1. Jusqu'au milieu des années '50 : Penguincubator et Book-o-mat

Le Penguincubator

Ce n'est que plus d'un siècle plus tard, en 1937 à Londres selon l'article, qu'est apparu le Penguincubator. Imaginé par le fondateur des éditions Pinguin, Allen Lane, cette machine proposait des ouvrages de littérature classique pour le prix d'un paquet de cigarettes.



A l'époque, vendre de la littérature n'était déjà pas très bien vue et en France, l'arrivée du livre de poche quelques décennies plus tard sera l'enjeu d'un vaste débat de légitimité culturelle (lire ici l’étude que lui a consacré Bertrand Legendre et voir là un reportage au salon du livre de 1964) alors les vendre dans un distributeur automatique. On frôlait l'anarchie, une volonté délibérée de déstabiliser l'industrie du livre. Mais sur le site des édition Pinguin, on trouve cette anecdote concernant la création de la machine : 

De retour d'un week-end où il rendait visite à Agatha Christie dans le Devon, Allen Lane se retrouva dans la gare d'Exeter à la recherche d'une de ses boutiques pour y trouver de quoi lire sur le trajet du retour. Stupéfié par les titres proposés, il décida qu'une fiction contemporaine de bonne qualité devait être accessibles à un prix attractif, non seulement dans les librairies traditionnelles mais également sur les quais de gares, les vendeurs de tabacs ou les chaînes de magasins.

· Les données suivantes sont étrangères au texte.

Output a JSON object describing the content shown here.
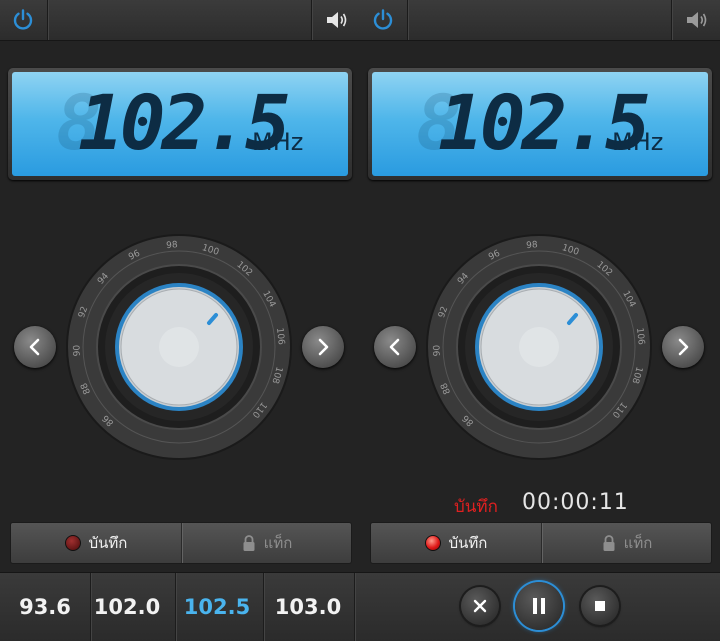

Apparemment, une machine fut ainsi installée près de la gare de Charing Cross à Londres, à la consternation des libraires locaux, mais il faut convenir qu'elle ne fut jamais distribuée à grande échelle et n'eut pas d'impact retentissant sur le marché. 

Le Book-O-Mat

Deux machine portent le nom de Book-o-mat : d'abord, en Juin 1947, la revue Popular Science évoque une nouvelle machine capable de proposer une cinquantaine de livres, vendus un quarter (25 cents). Tandis que deux ans plus tard, c'est la société Rock-Ola Manufacturing Corporation, connue pour ses bandits manchots et autres juke-box qui investit le marché.

2. Aujourd'hui : Novel Idea et Readomatic

Bien sûr, c'est surtout en Asie qu'on trouve aujourd'hui ce genre d'appareil. Une demi-douzaine d'entreprises chinoises ont investi le marché tandis qu'au Japon, un pays où l'on trouve des distributeurs automatiques pour à peu près tout et n'importe quoi, depuis la canette de bière au magasine porno, se vendent des titres de livres et de mangas au format de poches et épais comme des annuaire.

En Occident, une entreprise irlandaise a fait une tentative en installant des Distributeur Novel Idea notamment dans l'aéroport d'Heathrow à Londres, mais fit faillite en 2010.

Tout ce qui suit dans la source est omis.